The U.S. National Science Foundation supported the research through two awards, including a Faculty Early Career Development (CAREER) award and through NSF's Materials Research Science and Engineering Center for Nanoscale Science.
"As electronic devices get smaller and computational demands get larger, it is increasingly important to find ways to improve the efficiency of information transfer, which includes the control of electron flow," said Penn State scientist Cui-Zu Chang.
The researchers fabricated a QAH insulator with specific, optimized properties. They found that applying a five-millisecond-current pulse to the QAH insulator impacts the internal magnetism of the material and causes the electrons to change directions, an ability critical for optimizing information transfer, storage and retrieval in quantum technologies.
"The previous method to switch the direction of electron flow relied on an external magnet to alter the material's magnetism, but using magnets in electronic devices is not ideal," said Penn State scientist Chao-Xing Liu. "Bulky magnets are not practical for small devices like smartphones, and an electronic switch is typically much faster than a magnetic switch. We found a convenient electronic method to change the direction of electron flow."
According to the researchers, this shift from magnetic to electronic control in quantum materials is similar to a shift that has occurred in traditional memory storage. While the storage of information on original hard drives and floppy disks involved the use of magnets to create a magnetic field and write data, newer "flash memory" such as that used in USB drives, solid-state hard drives and smartphones is written electronically.
"The method these researchers have demonstrated — the ability to control the edge current without the need for a magnetic field — is a critical step toward possible future applications in quantum technologies," said Tomasz Durakiewicz, a program director in NSF's Division of Materials Research.

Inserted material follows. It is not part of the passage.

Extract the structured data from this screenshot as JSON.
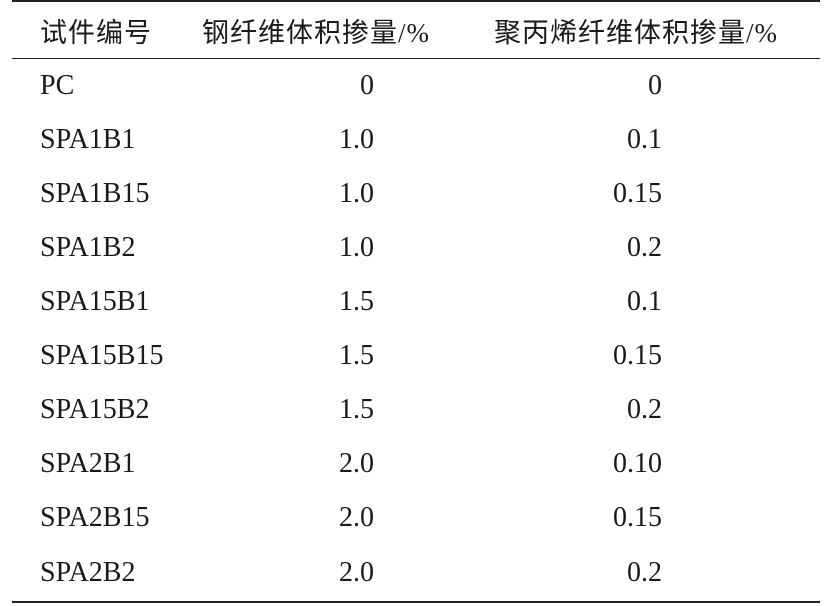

The team is currently exploring how to pause electrons on their route, to essentially turn the system on and off. The researchers are also pursuing how to demonstrate the QAH effect at higher temperatures.
"This effect, as well as current requirements for quantum computers and superconductors, requires very low temperatures near absolute zero," Chang said. "Our long-term goal is to replicate the QAH effect at more technologically relevant temperatures."